A researcher claims they have solved the mystery of what happened to flight MH370 when it disappeared on March 8, 2014.
Vincent Lyne of the University of Tasmania (Australia) has conducted a study and concluded that the plane may have sunk into a pit 6,000 metres deep in the Indian Ocean.
He said that this would be the “perfect hiding place” making the plane and its 239 passengers difficult to locate.
Mr Lyne says the plane is located at the tip of Broken Ridge, an oceanic plateau in the south-east Indian Ocean, in a “very rugged and dangerous marine environment.”
He added that the pilot, Zaharie Ahmad Shah, deliberately flew the plane into this location.
Mr Lyne said: “This work changes the narrative of MH370’s disappearance from one of no-blame, fuel-starvation at the 7th arc, high-speed dive, to a mastermind pilot almost executing an incredible perfect disappearance in the Southern Indian Ocean.
“With narrow steep sides, surrounded by massive ridges and other deep holes, it is filled with fine sediments – a perfect hiding place.
“This justifies beyond doubt the original claim, based on brilliant, skilled, and very careful debris-damage analyses, by decorated ex-Chief Canadian Air-crash Investigator Larry Vance, that MH370 had fuel and running engines when it underwent a masterful ‘controlled ditching’ and not a high-speed fuel-starved crash.”
Mr Lyne said the loation of the missing plane was known at the point where the longitude of Penang airport in Malaysia intersected with a flight path the pilot had flown through on his home simulator prior to the plane’s disappearance.
The FBI dismissed the flight path as irrelevant when they investigated the disappearance.
Mr Lyne continued: “That premeditated iconic location harbours a very deep, 6,000m hole at the eastern end of the Broken Ridge within a rugged and dangerous ocean environment renowned for its wild fisheries and new deep-water species.

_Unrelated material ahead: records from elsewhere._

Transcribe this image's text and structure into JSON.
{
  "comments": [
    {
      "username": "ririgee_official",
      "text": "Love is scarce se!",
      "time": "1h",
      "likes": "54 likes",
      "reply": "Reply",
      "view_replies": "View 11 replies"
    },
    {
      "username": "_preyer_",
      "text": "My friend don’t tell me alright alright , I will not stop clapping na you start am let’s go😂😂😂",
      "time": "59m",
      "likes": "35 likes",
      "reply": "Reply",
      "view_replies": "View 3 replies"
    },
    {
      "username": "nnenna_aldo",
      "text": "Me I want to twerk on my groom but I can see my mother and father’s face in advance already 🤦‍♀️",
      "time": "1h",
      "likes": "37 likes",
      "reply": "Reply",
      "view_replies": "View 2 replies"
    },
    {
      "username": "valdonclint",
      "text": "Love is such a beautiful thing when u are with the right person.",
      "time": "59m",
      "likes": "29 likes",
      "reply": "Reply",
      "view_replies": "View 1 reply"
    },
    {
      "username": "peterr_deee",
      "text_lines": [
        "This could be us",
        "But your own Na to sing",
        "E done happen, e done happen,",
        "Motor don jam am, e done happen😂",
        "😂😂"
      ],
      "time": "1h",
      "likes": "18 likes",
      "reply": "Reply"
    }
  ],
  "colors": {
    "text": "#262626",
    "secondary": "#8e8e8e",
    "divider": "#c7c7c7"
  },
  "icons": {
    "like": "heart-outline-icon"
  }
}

“Whether it will be searched or not is up to officials and search companies, but as far as science is concerned, we know why the previous searches failed and likewise science unmistakably points to where MH370 lies. In short, the MH370 mystery has been comprehensively solved in science!”
More than 30 pieces of suspected debris from MH370 have been collected, but only three wing pieces were confirmed to be from the aircraft.